SON DAKİKA

Yediklerimiz içtiklerimiz sahte mi?

Ülkemizde geçen gün Tarım ve Orman Bakanlığı tarafından açıklanan ayıplı mallar listesi beni çok etkiledi. Gördüm ki hep mazlumun yediği içtiği biraz daha ucuz olan mallar ayıplı.

Tarım ve Orman Bakanlığı'nın açıkladığı liste benim gibi vatandaşları da ziyadesiyle endişelendirdi. Alkollü içeceklerden yağlara, baldan enerji içeceklerine kadar pek çok zararlı ürünün markasını açıklayan bakanlık, ürünlerin içindeki zarar verici etkenleri de belirtti. Kişilerin hayatını ve sağlığını tehlikeye düşürecek şekilde bozulmuş, değiştirilmiş gıdaları üreten ve satan firmaların adı, ürün adı, markası, parti ve seri numarasını içeren bilgiler kamuoyunun bilgisine sunuldu. Bu listeyi İnternette bulabilirsiniz. Lütfen vakit ayırın ve inceleyin. Birçok hastalığa davetiye çıkaran etken madde bu gıdalarda bulunuyor.


Yayınlanan bu listede toplam 618 firmaya ait 1211 parti Ayıplı ürün bulunuyor. Ülkemizde yapılan bu konudaki en son çalışma 2012 yılında kamuoyuna sunulmuştu. O yıldan bu yıla artış olması çok düşündürücü. Aslında halkımızın daha bilinçlendiğini düşünüyordum. Ama kimse ürün üzerindeki küçük yazıları okumuyor. Ben dahil. Zaten okusak da bu çirkinliği yapanlar orada da yanlış yapabilirler.


Geçen gün, Birleşmiş Milletler Gıda ve Tarım Örgütü (FAO) ile Tarım ve Orman Bakanlığı desteğiyle, Sürdürülebilirlik Akademisi ile Türkiye Gıda Sanayi İşverenleri Sendikası (TÜGİS) iş birliğinde Dünya Gıda Günü kapsamında düzenlenen 5. Sürdürülebilir Gıda Zirvesi’nde bir konuşma yapan,  Tarım ve Orman Bakanı Pakdemirli, "Sağlıksız ürünler ve bu tür yiyecek ve içeceğe olan alışkanlıklar, Yılda 2 trilyon dolara yaklaşan maliyetiyle hükümetlerin sağlığa ayırdıkları kaynak ve bütçelerinin üzerinde büyük bir yük oluşturuyor." dedi.

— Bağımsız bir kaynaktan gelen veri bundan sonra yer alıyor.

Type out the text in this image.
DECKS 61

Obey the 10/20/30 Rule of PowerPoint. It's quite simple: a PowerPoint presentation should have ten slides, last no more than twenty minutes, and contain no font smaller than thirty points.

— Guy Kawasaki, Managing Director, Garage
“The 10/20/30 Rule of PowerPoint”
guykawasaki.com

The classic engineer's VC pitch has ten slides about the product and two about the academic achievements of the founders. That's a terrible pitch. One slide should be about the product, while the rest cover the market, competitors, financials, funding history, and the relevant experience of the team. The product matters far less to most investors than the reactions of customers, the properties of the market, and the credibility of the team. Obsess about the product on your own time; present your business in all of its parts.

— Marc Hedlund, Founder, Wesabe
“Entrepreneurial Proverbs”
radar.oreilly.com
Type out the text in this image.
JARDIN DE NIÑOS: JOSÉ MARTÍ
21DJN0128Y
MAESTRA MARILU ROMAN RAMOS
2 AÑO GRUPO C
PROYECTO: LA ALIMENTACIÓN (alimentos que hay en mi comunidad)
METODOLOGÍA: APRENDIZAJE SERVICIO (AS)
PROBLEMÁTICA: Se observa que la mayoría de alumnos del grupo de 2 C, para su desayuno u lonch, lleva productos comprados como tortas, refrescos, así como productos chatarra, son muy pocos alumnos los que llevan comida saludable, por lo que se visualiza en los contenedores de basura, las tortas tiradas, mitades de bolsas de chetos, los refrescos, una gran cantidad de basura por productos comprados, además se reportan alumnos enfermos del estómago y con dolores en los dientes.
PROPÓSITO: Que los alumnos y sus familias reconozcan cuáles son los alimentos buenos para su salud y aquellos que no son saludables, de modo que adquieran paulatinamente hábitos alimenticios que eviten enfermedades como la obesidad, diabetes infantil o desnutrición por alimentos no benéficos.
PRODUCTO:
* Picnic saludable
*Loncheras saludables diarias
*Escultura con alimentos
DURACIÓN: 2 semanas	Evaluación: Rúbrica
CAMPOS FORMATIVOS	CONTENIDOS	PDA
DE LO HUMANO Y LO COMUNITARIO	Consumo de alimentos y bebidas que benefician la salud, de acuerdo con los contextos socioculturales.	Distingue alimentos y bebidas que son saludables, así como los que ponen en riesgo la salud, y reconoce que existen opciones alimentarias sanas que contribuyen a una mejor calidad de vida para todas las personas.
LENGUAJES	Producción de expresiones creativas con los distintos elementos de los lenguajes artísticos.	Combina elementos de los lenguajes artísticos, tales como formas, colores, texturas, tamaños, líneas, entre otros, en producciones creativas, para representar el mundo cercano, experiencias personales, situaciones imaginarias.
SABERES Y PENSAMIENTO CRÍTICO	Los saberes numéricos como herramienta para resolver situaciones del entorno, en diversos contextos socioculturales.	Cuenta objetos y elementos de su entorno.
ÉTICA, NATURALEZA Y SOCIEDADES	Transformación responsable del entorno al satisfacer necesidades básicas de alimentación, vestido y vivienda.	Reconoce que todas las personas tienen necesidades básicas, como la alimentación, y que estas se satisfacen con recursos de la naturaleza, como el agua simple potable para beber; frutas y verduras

Bu yapılan hırsızlığın ve sahtekarlığın Sayın bakanın dediği gibi, ülke ekonomisine de çok fazla zararı oluyor. İnsan kendi ülkesindeki markalara güvenini yitiriyor. Gidiyor ithal ürünleri alıyor. Böylece de paramızı yurt dışına atmış oluyoruz. Güya 9 milyar dolarlık bir ihracat potansiyeli olan Türkiye, bunun ne kadarını gerçekleştiriyor belli değil. Çünkü bu tür istatistikler kamuoyu ile çok geç paylaşılıyor. Etrafımızda alıcı birçok ülke olmasına rağmen armudun sapı, üzümün çöpü deyip bizi üzüyorlar. Türkiye, Uluslararası gıda ve içecek profesyonelleri için önemli bir pazar olmaya devam ediyor.

  

Ülkemiz, 2018’in ilk yarısında %27’lik bir büyüme kaydederek tüm yıl boyunca toplam 8,8 milyar dolar değerinde gıda ve içecek ithalatı yaptı. Önemli bir bütçe bu. İşte böyle ayıplı mal ile halkı küstürmeden bu parayı minimuma indirecek üretimi yapar ve satarsak o zaman ekonomimizi de biraz bir az düzeltebiliriz.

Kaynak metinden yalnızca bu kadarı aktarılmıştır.